Ich muss gestehen, ich hatte recht bescheidene Erwartungen an das Buch. Im Grunde genommen war das ganz gut, da ich es dadurch etwas positiver wahrgenommen habe, als wenn ich mit hohen Erwartungen herangegangen wäre: So empfinde ich „Flirting with Fire“ als mittelmäßig gut – eine seichte Lektüre für zwischendurch, die mit ein paar Szenen aufwartet, bei denen ich eher peinliches Unbehagen empfunden habe, als sie zu genießen. Nun ja. Wer eine originelle Liebesgeschichte sucht, die sich von der Masse abhebt, wird hier leider nicht fündig.

Mich hat das Cover auf das Buch aufmerksam werden lassen, weil der Kontrast zwischen der orange-gelben Schrift und dem dunklen Shirt des Mannes, der vermutlich Mauro darstellen soll, einfach klasse aussieht. Das Cover ist ein totaler Eye-Catcher und ist gut darauf abgestimmt, dass Mauro Feuerwehrmann ist. Das Pseudonym der Autorinnen hat bei meiner Leseentscheidung keine Rolle gespielt, da mich die Klappentexte ihrer anderen Bücher bisher nicht so wirklich angesprochen haben. Der hier war diesmal eine Ausnahme, weil ich Geschichten, in denen die Protagonisten eine kleine Vorgeschichte haben, sehr gerne lese.

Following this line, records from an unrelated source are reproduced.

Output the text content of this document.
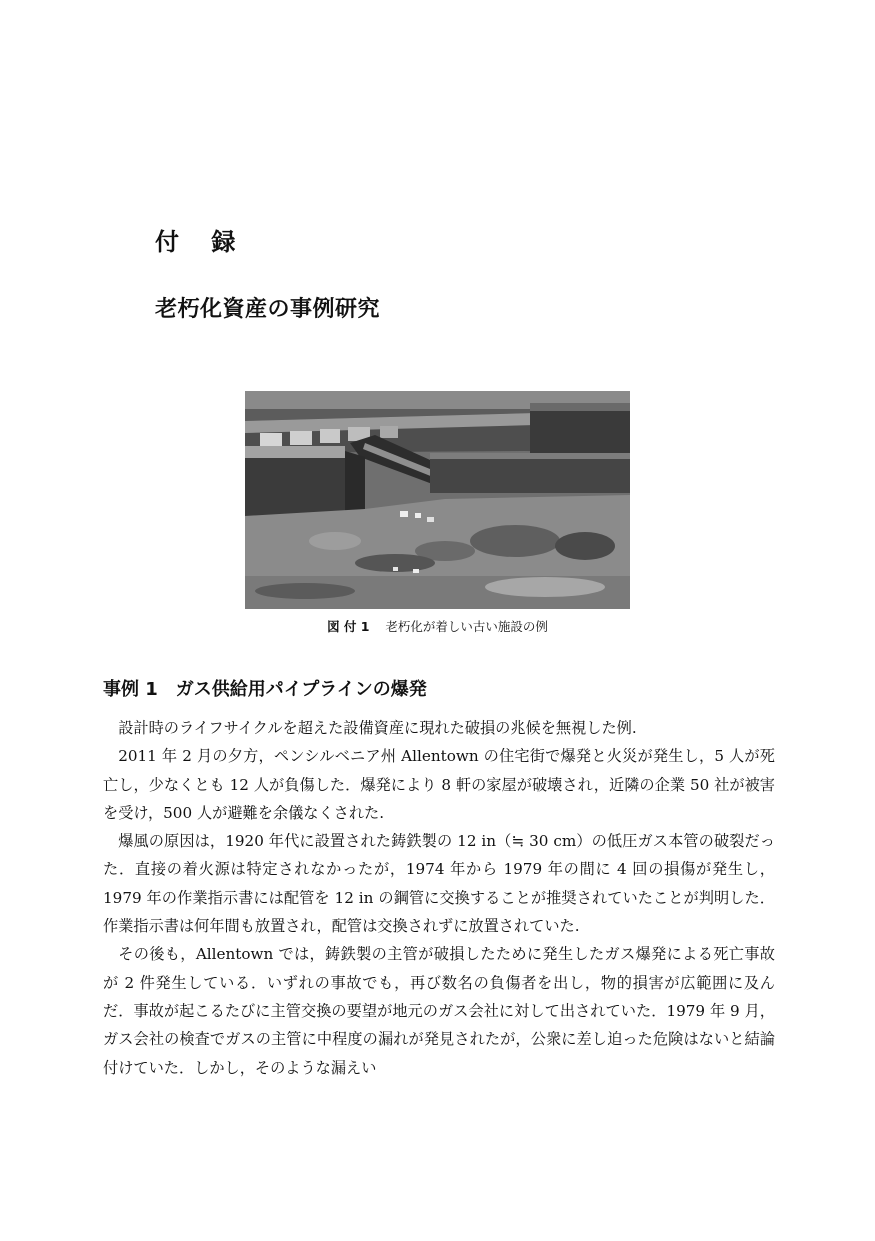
付 録
老朽化資産の事例研究

図 付 1 老朽化が着しい古い施設の例

事例 1 ガス供給用パイプラインの爆発

設計時のライフサイクルを超えた設備資産に現れた破損の兆候を無視した例.

2011 年 2 月の夕方，ペンシルベニア州 Allentown の住宅街で爆発と火災が発生し，5 人が死亡し，少なくとも 12 人が負傷した．爆発により 8 軒の家屋が破壊され，近隣の企業 50 社が被害を受け，500 人が避難を余儀なくされた.

爆風の原因は，1920 年代に設置された鋳鉄製の 12 in（≒ 30 cm）の低圧ガス本管の破裂だった．直接の着火源は特定されなかったが，1974 年から 1979 年の間に 4 回の損傷が発生し，1979 年の作業指示書には配管を 12 in の鋼管に交換することが推奨されていたことが判明した．作業指示書は何年間も放置され，配管は交換されずに放置されていた.

その後も，Allentown では，鋳鉄製の主管が破損したために発生したガス爆発による死亡事故が 2 件発生している．いずれの事故でも，再び数名の負傷者を出し，物的損害が広範囲に及んだ．事故が起こるたびに主管交換の要望が地元のガス会社に対して出されていた．1979 年 9 月，ガス会社の検査でガスの主管に中程度の漏れが発見されたが，公衆に差し迫った危険はないと結論付けていた．しかし，そのような漏えい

In der Leseprobe hatte ich den nervigen Eindruck, dass Maddie in der Vergangenheit etwas zu viel Mitleid mit sich selbst hat. In fast jedem zweiten Satz fällt die Äußerung, dass sie nicht dem Schönheitsideal entspricht, dass Mädchen wie sie nicht ins Rampenlicht gehören und dass sie ihre Freundin Lauren davon abhält, beliebt zu sein. Ich hatte so sehr darauf gehofft, dass sie in der Zukunft selbstbewusster auftritt, weil das meiner Meinung nach immer guter Stoff ist, um eine Geschichte zu füllen.

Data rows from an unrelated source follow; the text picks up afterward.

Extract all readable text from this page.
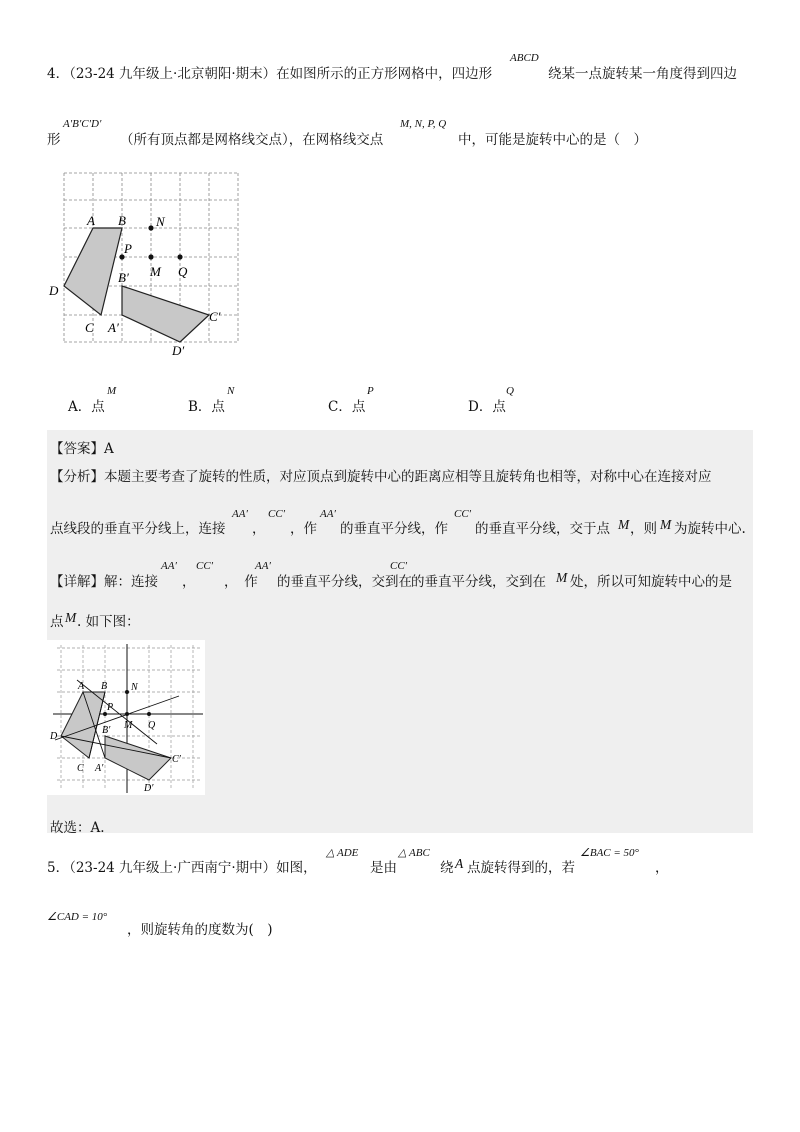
4．（23-24 九年级上·北京朝阳·期末）在如图所示的正方形网格中，四边形
ABCD
绕某一点旋转某一角度得到四边
形
A′B′C′D′
（所有顶点都是网格线交点），在网格线交点
M, N, P, Q
中，可能是旋转中心的是（　）
A B N
P
B′ M Q
D
C A′
C′
D′
A．点
M
B．点
N
C．点
P
D．点
Q
【答案】A
【分析】本题主要考查了旋转的性质，对应顶点到旋转中心的距离应相等且旋转角也相等，对称中心在连接对应
点线段的垂直平分线上，连接
AA′
，
CC′
，作
AA′
的垂直平分线，作
CC′
的垂直平分线，交于点 M ，则 M 为旋转中心.
【详解】解：连接
AA′
，
CC′
，　作
AA′
的垂直平分线，交到在
CC′
的垂直平分线，交到在 M 处，所以可知旋转中心的是
点 M . 如下图：
A B N
P
B′ M Q
D
C A′
C′
D′
故选：A.
5．（23-24 九年级上·广西南宁·期中）如图，
△ ADE
是由
△ ABC
绕 A 点旋转得到的，若
∠BAC = 50°
，
∠CAD = 10°
，则旋转角的度数为(　)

Haben sich meine Hoffnungen erfüllt? Geht so. Madisons Unsicherheit lauert immer noch dicht unter der Oberfläche und sorgt vor allem am Ende noch für (in meinen Augen) unnötiges, konstruiertes Drama. Das wäre natürlich überhaupt nicht schlimm (sondern sogar realistisch), wenn eine Charakterentwicklung zu beobachten wäre, aber das ist nicht der Fall. Am Ende gelangt sie auf einmal (!) doch noch zu weltbewegenden Erkenntnissen (nämlich, dass man sich von seinen Ängsten und Unsicherheiten nicht aufhalten lassen darf). Mauro scheint seine Versicherungen, dass er Maddies Inneres liebt und ihr Äußeres nur eine geringere Rolle spielt, ernst zu meinen, aber bei Maddie scheint diese Sache mit der inneren Schönheit auch am Ende noch nicht angekommen zu sein. Das finde ich irgendwie schade, denn wenn man das Thema schon anschneidet und die Protagonistin damit ein bisschen zu kämpfen hat, sollte da schon noch irgendeine Entwicklung stattfinden. Finde ich jedenfalls.

Abgesehen davon ist Maddie als Protagonistin … recht gewöhnlich. Hin und wieder ist sie ganz witzig, dann nervt sie ein-, zweimal (vor allem am Ende) und ja, im Großen und Ganzen: Ich werde sie wohl bald schon wieder vergessen, weil sie weder positiv noch negativ herausgestochen ist.

Das Gleiche gilt leider auch für Mauro, denn das Einzige, was mir bei ihm wohl im Gedächtnis bleiben wird, ist die Tatsache, dass er seine zuvorkommende Gentleman-Einstellung etwas zu ernst nimmt und mit der Romantik gerne übertreibt. Da bittet er Maddie doch jedes Mal im Wagen sitzen zu bleiben, bis er ihr die Beifahrertür öffnet – wie bizarr ist das denn? Und dann gibt er ein paar Bemerkungen von sich, die so schmalzig und in der jeweiligen Situation teilweise sogar recht deplatziert sind, dass es mich in diesen Momenten ein bisschen geschüttelt hat. Ich bin echt kein Romantik-Allergiker, aber manches ist halt einfach drüber und stört den Lesefluss. So hätte ich diese Aktion am Ende – Stichwort „Wir bereinigen die Vergangenheit“ – auch nicht gebraucht, denn das war für mich der reinste Cringe-Moment.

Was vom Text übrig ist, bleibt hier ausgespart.